## Hash Table

Occasional Contributor
Posts: 16

# Hash Table

Hi guys,

I have 2 Tables with a One-To-Many Relationship.

The first Table, lets say Table a, is a big Table which contains the columns Date, customerID and Revenue.

The second Table b contains Date, customerID, wealth and adress. but only of a few (premium) rich customers.

It´s possible, that we have more than one Observations with the same Date and Customer ID in Table 1 (If he buys more than one products in one month),

in Table b, only one Observation for each Date/CustomerID-Combination is possible.

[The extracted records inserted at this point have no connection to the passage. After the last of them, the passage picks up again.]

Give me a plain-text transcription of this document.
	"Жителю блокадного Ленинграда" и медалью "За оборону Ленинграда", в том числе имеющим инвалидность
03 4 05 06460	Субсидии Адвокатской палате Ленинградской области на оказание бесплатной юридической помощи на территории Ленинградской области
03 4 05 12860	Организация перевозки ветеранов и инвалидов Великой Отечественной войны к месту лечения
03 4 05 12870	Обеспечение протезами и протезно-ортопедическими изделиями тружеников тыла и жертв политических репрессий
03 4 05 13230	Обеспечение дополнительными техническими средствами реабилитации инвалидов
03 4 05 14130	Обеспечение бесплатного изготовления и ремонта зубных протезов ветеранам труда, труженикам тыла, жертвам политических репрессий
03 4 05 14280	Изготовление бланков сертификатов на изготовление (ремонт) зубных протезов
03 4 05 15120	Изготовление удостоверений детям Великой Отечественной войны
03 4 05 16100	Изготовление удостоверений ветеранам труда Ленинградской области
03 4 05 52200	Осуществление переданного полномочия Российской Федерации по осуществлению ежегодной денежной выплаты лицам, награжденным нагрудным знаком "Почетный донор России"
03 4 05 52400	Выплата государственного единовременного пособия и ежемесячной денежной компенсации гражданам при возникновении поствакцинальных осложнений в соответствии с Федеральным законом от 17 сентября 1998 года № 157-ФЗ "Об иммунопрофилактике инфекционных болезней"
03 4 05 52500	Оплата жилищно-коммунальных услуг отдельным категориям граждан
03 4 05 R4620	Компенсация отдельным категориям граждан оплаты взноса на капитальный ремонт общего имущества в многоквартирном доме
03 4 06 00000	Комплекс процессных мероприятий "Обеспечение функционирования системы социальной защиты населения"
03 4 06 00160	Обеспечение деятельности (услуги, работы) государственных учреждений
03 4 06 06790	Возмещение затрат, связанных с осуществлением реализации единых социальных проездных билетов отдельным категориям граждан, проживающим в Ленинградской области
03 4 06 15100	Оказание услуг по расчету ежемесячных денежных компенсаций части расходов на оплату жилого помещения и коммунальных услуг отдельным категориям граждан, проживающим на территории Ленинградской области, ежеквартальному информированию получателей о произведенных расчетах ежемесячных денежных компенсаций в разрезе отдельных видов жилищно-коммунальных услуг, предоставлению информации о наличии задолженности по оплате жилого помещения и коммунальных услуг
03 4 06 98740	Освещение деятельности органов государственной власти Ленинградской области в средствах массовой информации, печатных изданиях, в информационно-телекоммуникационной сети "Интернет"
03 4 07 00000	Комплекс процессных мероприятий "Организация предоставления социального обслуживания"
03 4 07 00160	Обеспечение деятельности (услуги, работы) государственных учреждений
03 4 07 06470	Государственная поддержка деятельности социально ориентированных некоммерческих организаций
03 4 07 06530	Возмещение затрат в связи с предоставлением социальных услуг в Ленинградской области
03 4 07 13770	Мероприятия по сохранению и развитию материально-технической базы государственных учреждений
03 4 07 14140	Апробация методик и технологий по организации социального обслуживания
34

So, the Tables could look like this:

data a;
input date \$ customerId \$ Revenue \$ ;
datalines;
01JAN01 1 10

01JAN01 1 20

01JAN01 2 30
01FEB01 1 400

01FEB01 2 50

01FEB01 3 60

01FEB01 4 30

01MAR01 1 60

01MAR01 2 30

01APR01 1 60

01APR01 2 60

01MAY01 1 800

01MAY01 2 608

01MAY01 2 67

01MAY01 4 65

01MAY01 5 644
;
run;

And Table b could look like this:

data b;
input date \$ customerId \$ wealth \$ Adress \$;
datalines;
01JAN01 1 1000 Stockholm

01JAN01 2 2000 Paris
01FEB01 1 4000 Munich

01MAR01 1 6000 New York

01MAR01 2 3000 Cologne

01MAR01 3 3000 London
;
run;

Now, I want to make an Inner Join to join both Tables when a.Date = b.Date and a.CustomerID = b.CustomerID.

The final table should have the following columns: date, customerID, Revenue and wealth.

In case that the criteria is met for more combinations of table a, the desired table should contain all rows.

So in this Scenario, the final table should look like this:

 Date CustomerID Revenue Wealth Jan 01 1 10 100000 Jan 01 1 20 100000 Jan 01 2 30 300000 Feb 01 1 30 120000 Mrz 01 1 510 130000 Mrz 01 2 10 200000 Mrz 01 3 10 500000

This would not be a Problem with SQL, but my Professor wants that I use a Hash-Table, because for large datasets, this would be more efficient.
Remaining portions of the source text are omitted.